Path: news.mathworks.com!newsfeed-00.mathworks.com!nlpi057.nbdc.sbc.com!prodigy.net!news.glorb.com!postnews.google.com!k36g2000pri.googlegroups.com!not-for-mail
From: Greg Heath <heath@alumni.brown.edu>
Newsgroups: comp.soft-sys.matlab
Subject: Re: crossvalind -- size of training/testing set?
Date: Mon, 2 Feb 2009 10:44:03 -0800 (PST)
Organization: http://groups.google.com
Lines: 52
Message-ID: <b70e2def-294a-4bce-adc0-cd2681cd6014@k36g2000pri.googlegroups.com>
References: <gm58ci$hrf$1@fred.mathworks.com>
NNTP-Posting-Host: 68.39.98.10
Mime-Version: 1.0
Content-Type: text/plain; charset=ISO-8859-1
Content-Transfer-Encoding: 7bit
X-Trace: posting.google.com 1233600243 32660 127.0.0.1 (2 Feb 2009 18:44:03 GMT)
X-Complaints-To: groups-abuse@google.com
NNTP-Posting-Date: Mon, 2 Feb 2009 18:44:03 +0000 (UTC)
Complaints-To: groups-abuse@google.com
Injection-Info: k36g2000pri.googlegroups.com; posting-host=68.39.98.10; 
	posting-account=mUealwkAAACvQrLWvunjg50tRAnsNtJR
User-Agent: G2/1.0
X-HTTP-UserAgent: Mozilla/4.0 (compatible; MSIE 7.0; Windows NT 5.1; GTB5; 
	Mozilla/4.0 (compatible; MSIE 6.0; Windows NT 5.1; SV1) ; .NET CLR 1.1.4322; 
	.NET CLR 2.0.50727; .NET CLR 3.0.04506.30; Seekmo 10.0.341.0),gzip(gfe),gzip(gfe)
Xref: news.mathworks.com comp.soft-sys.matlab:515473


On Feb 1, 5:40 pm, "Sophia Yuditskaya" <scyud...@mit.edu> wrote:
> Hi,
>
> I am calling crossvalind as follows:
>
> [train, test] = crossvalind('holdOut', groups);
>
> What proportion of the original data is put into training vs testing sets? I'm assuming it's 50% each ... but instead I'd like to use 25% of the data for training and 75% for testing. How do I specify this? I've tried
>
> [train, test] = crossvalind('holdOut', groups, 0.25);
>
> but I get an OutOfMemoryError.
>
> Any help would be appreciated.

Carefully read

doc crossvalind

or

help crossvalind

because, according to

http://www.mathworks.com/access/helpdesk/help/toolbox/bioinfo/ref/crossvalind.html

it looks like the proper syntax is

P = 0.75
[train, test] = crossvalind('HoldOut', groups, N, P);

If you still get OutOfMemoryError, it looks like you might have to
reduce N.

Unfortunately you have not given us N or the number of groups.
More unfortunately, crossvalind does not allow the specification
of a validation set for determining training parameters.

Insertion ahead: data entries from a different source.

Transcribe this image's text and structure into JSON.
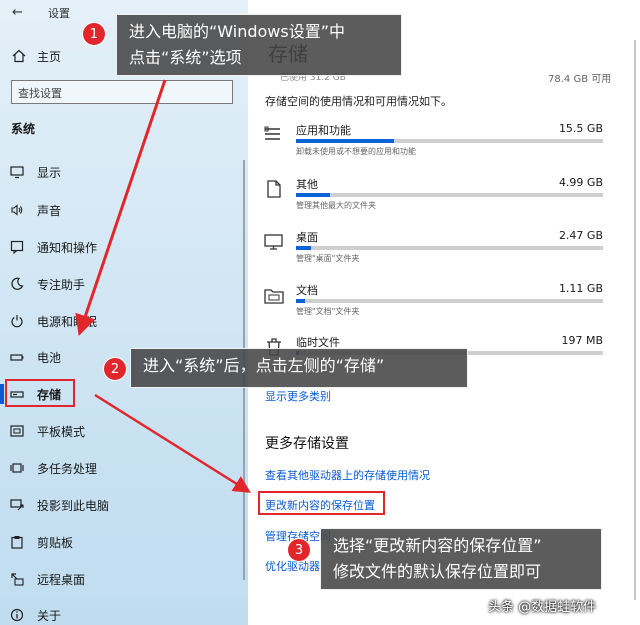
{
  "window": {
    "title": "设置",
    "back_glyph": "←"
  },
  "sidebar": {
    "home_label": "主页",
    "search_placeholder": "查找设置",
    "section_title": "系统",
    "items": [
      {
        "label": "显示",
        "icon": "monitor-icon"
      },
      {
        "label": "声音",
        "icon": "speaker-icon"
      },
      {
        "label": "通知和操作",
        "icon": "notification-icon"
      },
      {
        "label": "专注助手",
        "icon": "moon-icon"
      },
      {
        "label": "电源和睡眠",
        "icon": "power-icon"
      },
      {
        "label": "电池",
        "icon": "battery-icon"
      },
      {
        "label": "存储",
        "icon": "storage-icon",
        "selected": true
      },
      {
        "label": "平板模式",
        "icon": "tablet-icon"
      },
      {
        "label": "多任务处理",
        "icon": "multitask-icon"
      },
      {
        "label": "投影到此电脑",
        "icon": "project-icon"
      },
      {
        "label": "剪贴板",
        "icon": "clipboard-icon"
      },
      {
        "label": "远程桌面",
        "icon": "remote-desktop-icon"
      },
      {
        "label": "关于",
        "icon": "info-icon"
      }
    ]
  },
  "storage": {
    "page_title": "存储",
    "top_used": "已使用 31.2 GB",
    "top_free": "78.4 GB 可用",
    "intro": "存储空间的使用情况和可用情况如下。",
    "categories": [
      {
        "name": "应用和功能",
        "size": "15.5 GB",
        "desc": "卸载未使用或不想要的应用和功能",
        "fill_fraction": 0.32,
        "icon": "apps-icon"
      },
      {
        "name": "其他",
        "size": "4.99 GB",
        "desc": "管理其他最大的文件夹",
        "fill_fraction": 0.11,
        "icon": "other-files-icon"
      },
      {
        "name": "桌面",
        "size": "2.47 GB",
        "desc": "管理\"桌面\"文件夹",
        "fill_fraction": 0.05,
        "icon": "desktop-icon"
      },
      {
        "name": "文档",
        "size": "1.11 GB",
        "desc": "管理\"文档\"文件夹",
        "fill_fraction": 0.03,
        "icon": "documents-icon"
      },
      {
        "name": "临时文件",
        "size": "197 MB",
        "desc": "",
        "fill_fraction": 0.01,
        "icon": "trash-icon"
      }
    ],
    "show_more": "显示更多类别",
    "more_settings_title": "更多存储设置",
    "links": [
      "查看其他驱动器上的存储使用情况",
      "更改新内容的保存位置",
      "管理存储空间",
      "优化驱动器"
    ]
  },
  "annotations": {
    "step1": {
      "number": "1",
      "line1": "进入电脑的“Windows设置”中",
      "line2": "点击“系统”选项"
    },
    "step2": {
      "number": "2",
      "line1": "进入“系统”后，点击左侧的“存储”"
    },
    "step3": {
      "number": "3",
      "line1": "选择“更改新内容的保存位置”",
      "line2": "修改文件的默认保存位置即可"
    },
    "accent_color": "#e1262c"
  },
  "watermark": "头条 @数据蛙软件",
  "colors": {
    "accent": "#0a5bd3",
    "bar_fill": "#0a63d8",
    "highlight": "#e1262c"
  }
}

In general, the data set should have a 3-way train/validate/test
split. See the comp.ai.neural.net FAQ and archives. Also see many
of my posts in both CSSM and CANN regarding how to choose Ntrn,
Nval and Ntst. Search Google Groups with

greg-heath validation

What you will find is that the ACTUAL subset SIZES are important;
NOT their FRACTION of the total data set.

Hope this helps.

Greg